Yapılan bir çalışmanın izleyici, seyirci, bir muhatap bulmasını istemek ve bunun için çaba göstermekte de garip olan hiçbir şey yok elbette ki. Yoksa kendin pişir kendin ye işlerle uğraşırdık. Ama ‘zafere giden her yol mübahtır’ mı demeliyiz? Birileri gelsin, nasıl çağırıldıklarının önemi yok! mudur ?!?  

‘Oyunumuzda yer alan bilmem ne dizisinin başrolü ve dahası şu dizinin çok sıtarı ve de bu diziden hafızalara kazınan şu isimlerle bu simalar’ tiyatro ekiplerinin vazgeçilmez tanıtım malzemelerinden biri olmaya başladı. Ama bizim kendimizi lanse etme biçimimiz taşıdığımız söylemden, yaptığımız işlerin içeriğinden bağımsız mı konumlanır?  Şöyle bir sihirli değnek mi bulduk yoksa: ‘siz hele benim kullandığım dile, yönteme bakmayın gelin oyuna, ben size bi anlatıcam bu hikayeyi, siz zaten küt! değişeceksiniz ama hele bi gelin önce!’.

Resmi ideolojinin en net empoze edildiği aygıt hakim medya(yazılı ve görsel). Bir takım ne üdüğü belirsiz program, dizi, magazin vesair yapımlarla belli bir algı ve kültür yani çok kullanılır kelimelerle ‘egemen ideoloji’ dayatılmakta. Hal böyle iken bu aygıtın yarattığı imajların bir reklam unsuruna dönüştürülmesi onu beslemez de ne yapar? Ondan faydalanmak için onu anmak ya da yardıma çağırmak bir çirkin propagandadan öte nedir?
Bu noktada tiyatral içeriğin/söylemin altının dolu olması, oyunun kalitesi, başarısı gibi unsurlar daha başından o kadar öteye savruluyor ki! Oyunu izlemeyi düşünmeden bu oyuna alet olmamak geliyor insanın içinden. ‘Bu ne perhiz bu ne lahana turşusu’ diyesi geliyor insanın.

Ekipteki insanlar yaptıkları işlerin kaliteleri, kişilikleri, yetenekleri ile anılmak yerine ‘bilmem ne dizisinde bilmem kimdi’, ‘bilmem neden tanınan’ diye belirtilince kendilerini ne olarak görüyorlar acaba?! Paketlenmiş bir satış malzemesi olmak sanırım tercihleri değildir.

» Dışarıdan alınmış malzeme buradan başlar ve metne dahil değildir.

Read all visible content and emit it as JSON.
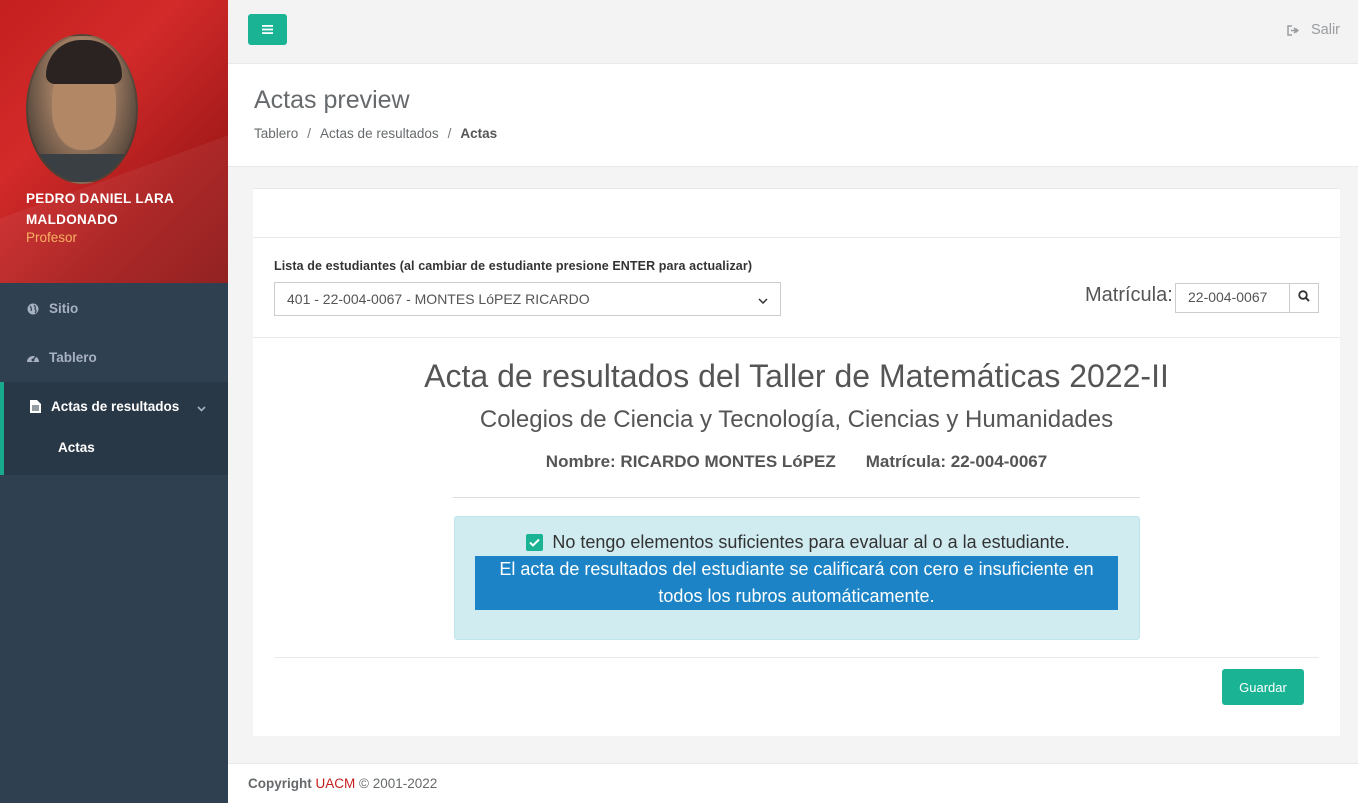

Ya da emek verip de adları anılmayanlar birer etkisiz elemana mı dönüşüyor ‘çok tanınmışlıkları’yok diye? Bugün tiyatrodan para kazanılmıyor diyerek televizyon işi yapan çok insan var. Bu durum çok ayrı bir mesele. Ama tutup da kendini alternatif işler yapıyor sayan, politik söylemleriyle ön plana çıkmaya çalışan, karşı duruş içinde, mücadele içinde olduğunu söyleyen tiyatro ekipleri, kendilerini yalanlarcasına satır üstünden satır altına bellek yitimine uğrayarak bir söylem çelişkisi yumağı yaratıyorlarsa burada bir durmak gerekir. Bu iş ‘kahrolsun düzen’ ama ‘yaşasın nimetleri’ demek değil de nedir ?

Eğer istekleri her ne yolla gelirse gelsin bol seyirci, kapalı gişe, ün yapmak, iş yapmaksa bu ‘makyevelist’ unsurlar yadırganmaz. Ama bir de ‘yenidünyadüzeni’ne laf etmek amacıyla yola çıkıp onun en asli unsurlarına sırtınızı dayamaya çalışırsanız vay bu uğraşın ardına düşenlerin haline demekten başka bir şey kalmıyor geriye!